I am trying to draw the Feynman diagram for the following scattering amplitude (f a fermion)
$$
i\mathcal{M}(f\overline{f}\phi\phi\phi)
$$
Given the following interaction term in the Lagrangian:
$$
\mathcal{L}_I = -g\phi\psi\overline{\psi}
$$
Now, I am trying to construct a feynman diagram from the rules of the theory, but I am having trouble recognising which diagrams are not allowed.
Which symmetries should I be respecting at each vertex?
Should I think of this as fermion/anti-fermion annihilation which produces two scalars, one of which then decays, producing another scalar?
Best Answer
Assuming that $g\phi\bar{\psi}\psi$ is the only interaction term you will need at least 3 vertices to produce 3 external $\phi$-legs.
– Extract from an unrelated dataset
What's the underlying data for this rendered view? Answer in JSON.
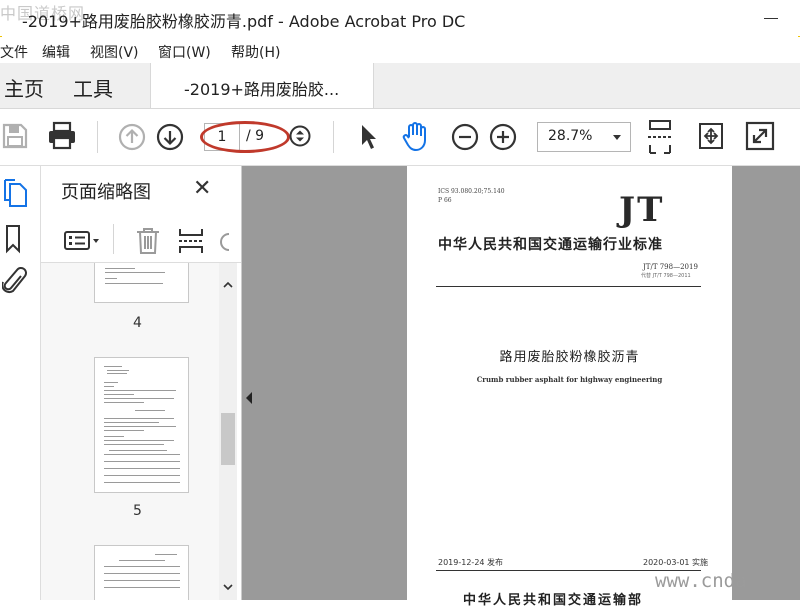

Therefore, the amplitude at leading order in perturbation theory is going to be of the form $$ \mathcal{M}\propto \bar{v}(p_1)\Delta_F(p_1-p_3)\Delta_F(p_1-p_3-p_4)u(p_2)+\ldots $$ where $\Delta_F$ is the fermion propagator, and the $\ldots$ refers to the permutations of the three bosons momenta $p_3$, $p_4$ and $p_5$. It comes from the Feynmann diagrams where 3 boson legs attach to the internal fermion line in t-channel (corresponding i.e. to 2 fermionic propagators).